Month: December 2024

A Week in the BOC Life: Intro

Long time, no post! This semester nearly swallowed me up, but even still with two weeks left, I have managed to escape from the belly of the whale with another chapter written. This one is titled “Lessons Learned From the Writers’ Room to the Editing Bay: A Week in the Life of the Company,” and it covers, well, a week in the life of the company, primarily during the heart of the 1970s. (There will be separate chapters about the unique circumstances of the early years and the post-Dave Williams years.) This is the third chapter I’ve drafted, and it was the most fun to write so far primarily because it relies heavily on first-person testimonials about the BOC experience, and that source material is just overflowing with thoughtful, witty, insightful gems from company members. I had to fight the urge to fall into oral history mode and just line up great quotes — and I still do that a little bit in there — but I’m having too much fun interpreting it all to let them have all the say. It’s all still very work-in-progress, so I’ll only share the introduction here, but hopefully it’s an enticing tease.


It’s hard to describe how all-consuming it was for those of us who were super involved. It was the most consuming thing in my life for four years, and four of the most impressionable years, of my life. It’s all I did. It’s almost all I thought about. I did school work because I had to, but every waking moment that I didn’t have to be doing something else, I was doing something for Beyond Our Control. – Kate Doherty (1973-77)

Commercial TV production has one ironclad rule: an episode must be delivered on time and within the allotted running time or it won’t air. The obsession with efficiency that we saw in the previous chapter wasn’t about perfection; it was about meeting deadlines. Emmy winner Larry Karaszewski (1976-80) reflected, “BOC taught me early on what it takes to put material on the screen, and a lot of that is just getting it finished.” But BOCers didn’t simply get it finished; they produced a widely-awarded program up against professional competition. The professional caliber of BOC’s young talent was also nationally recognized. When Seventeen magazine profiled twelve “super-active Superteens” in 1976 for “doing really unusual things yet professional—especially considering their age,” Kate Doherty made the list, thanks to Dave Williams’ recommendation. 

Meeting such high standards required an intense commitment of time and energy.

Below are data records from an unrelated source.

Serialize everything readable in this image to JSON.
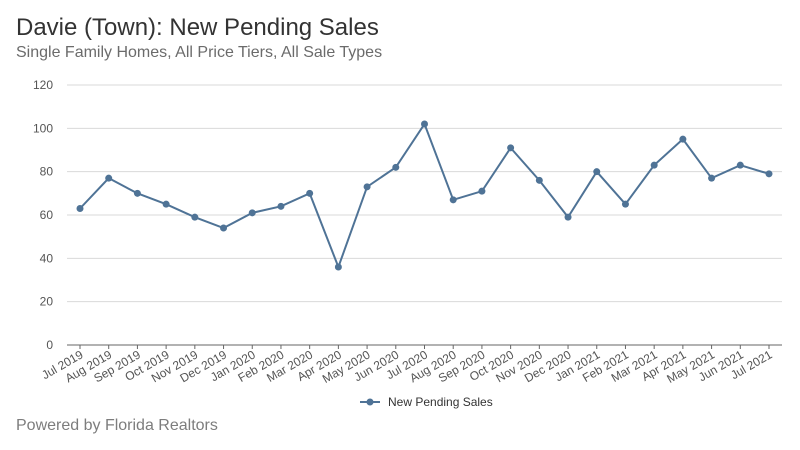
{
  "header": {
    "title": "Davie (Town): New Pending Sales",
    "subtitle": "Single Family Homes, All Price Tiers, All Sale Types"
  },
  "footer": {
    "text": "Powered by Florida Realtors"
  },
  "colors": {
    "series": "#4f7396",
    "grid": "#d9d9d9",
    "axis": "#666666"
  },
  "chart_data": {
    "type": "line",
    "title": "Davie (Town): New Pending Sales",
    "subtitle": "Single Family Homes, All Price Tiers, All Sale Types",
    "xlabel": "",
    "ylabel": "",
    "ylim": [
      0,
      120
    ],
    "yticks": [
      0,
      20,
      40,
      60,
      80,
      100,
      120
    ],
    "grid": true,
    "legend": "bottom-center",
    "categories": [
      "Jul 2019",
      "Aug 2019",
      "Sep 2019",
      "Oct 2019",
      "Nov 2019",
      "Dec 2019",
      "Jan 2020",
      "Feb 2020",
      "Mar 2020",
      "Apr 2020",
      "May 2020",
      "Jun 2020",
      "Jul 2020",
      "Aug 2020",
      "Sep 2020",
      "Oct 2020",
      "Nov 2020",
      "Dec 2020",
      "Jan 2021",
      "Feb 2021",
      "Mar 2021",
      "Apr 2021",
      "May 2021",
      "Jun 2021",
      "Jul 2021"
    ],
    "series": [
      {
        "name": "New Pending Sales",
        "values": [
          63,
          77,
          70,
          65,
          59,
          54,
          61,
          64,
          70,
          36,
          73,
          82,
          102,
          67,
          71,
          91,
          76,
          59,
          80,
          65,
          83,
          95,
          77,
          83,
          79
        ]
      }
    ]
  }
}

Chris Webb (1976-78) detailed what a typical week looked like for BOC’s most dedicated members: 

Monday from 7-10pm writer’s meeting. Tuesday from 7-10pm writer’s meeting. Wednesday 7-9:30ish, full company meeting, casting, meeting at JA center. Thursday, 7-10 writer’s meeting. Friday memorizing lines while all over town there were people making props, costumes, designing sets, recording film, recording music, and doing voiceovers in a sound booth. Saturday 6am-1 making the show. Some go home, some still hang around and have lunch, get home at 4. Then a lot of times there’s a party that night til 1am. Sunday could be a filming session or editing the show or watching it.

The depth of this commitment is perhaps best captured in Karaszewski’s frequent quip, “I didn’t go to high school, I went to Beyond Our Control.” 

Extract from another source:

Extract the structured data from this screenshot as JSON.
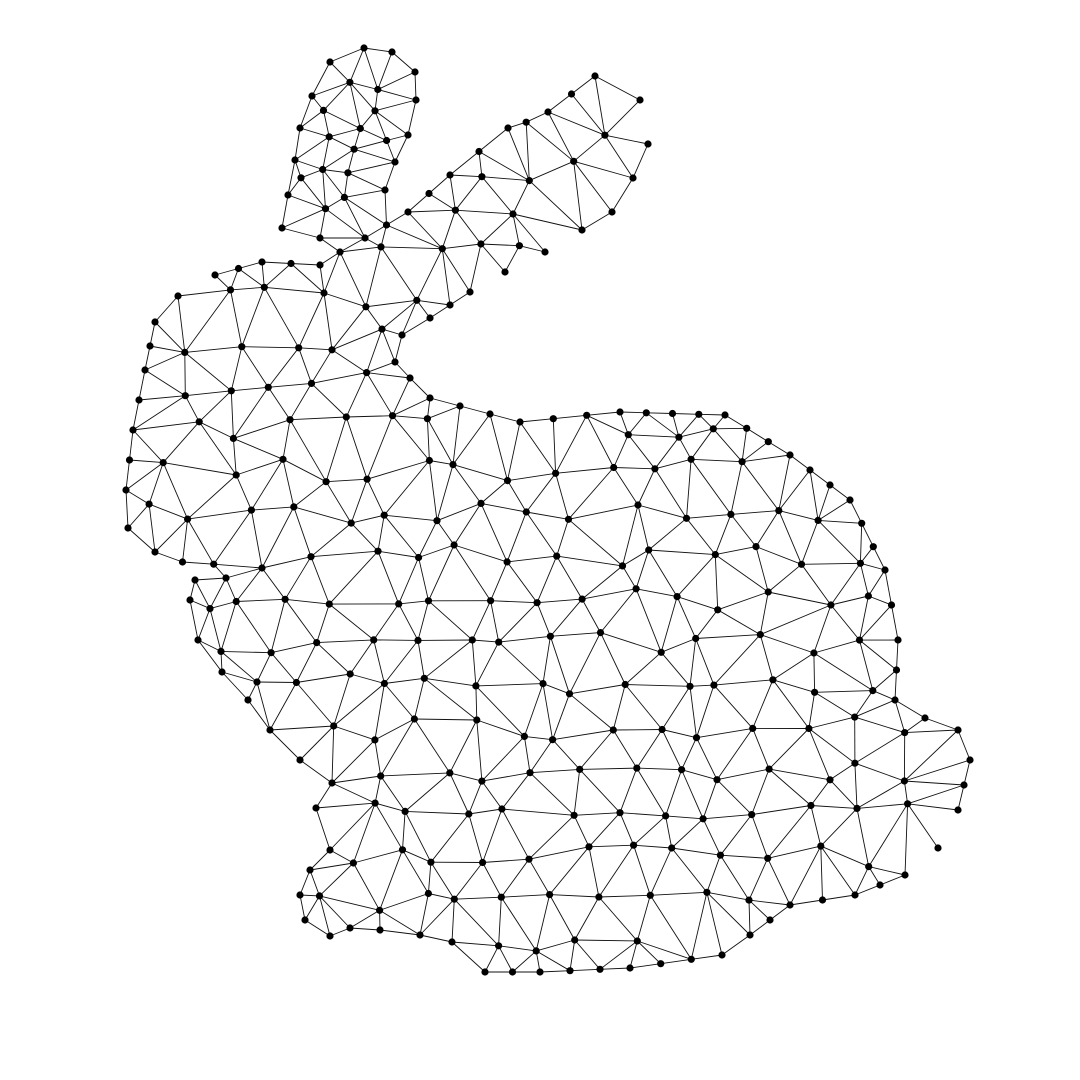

While on the surface this references his time commitment to the show, it also speaks to its educational value, an experience that Karaszewski claims surpassed not only high school but even a pinnacle of higher education:

I went to USC Film School, which is supposed to be the best film school in the world, a school of George Lucas and all these other things. Beyond Our Control kicks its ass. You know, that’s what we did with the resources we did, the access to equipment we had, there was no better film school in the world. There was no better place to learn how to make movies. 

BOC also became a crash course in adulthood. Julie Darnell (1980-84) explained how such a rigorous schedule and professional responsibilities as a teenager made her much more mature than her high school peers: “I had to operate at an adult level. We were treated as adults. It’s odd to think about all the responsibility we had. And I never thought about it as, gee, I’m a high school student doing this. It was just more, we can do it. We were asked to do it; we can do it.” 

This chapter deconstructs how they did it via an intensive weekly production cycle. We’ll first see how, from early week writing sessions through Sunday night editing, the teens tried to balance the demands of creating professional television with their regular academic and social lives. Then through detailed accounts of writers’ meetings, pre-production planning, Saturday studio sessions, and post-production work, the chapter explains how BOC’s structured chaos encouraged both technical proficiency and personal growth. The experience demanded extraordinary commitment – sometimes to the understandable concern of parents and at the expense of typical teenage fun – but the participants today consistently describe it as a transformative experience, providing not just practical professional skills but also unparalleled confidence and purpose during their most formative years.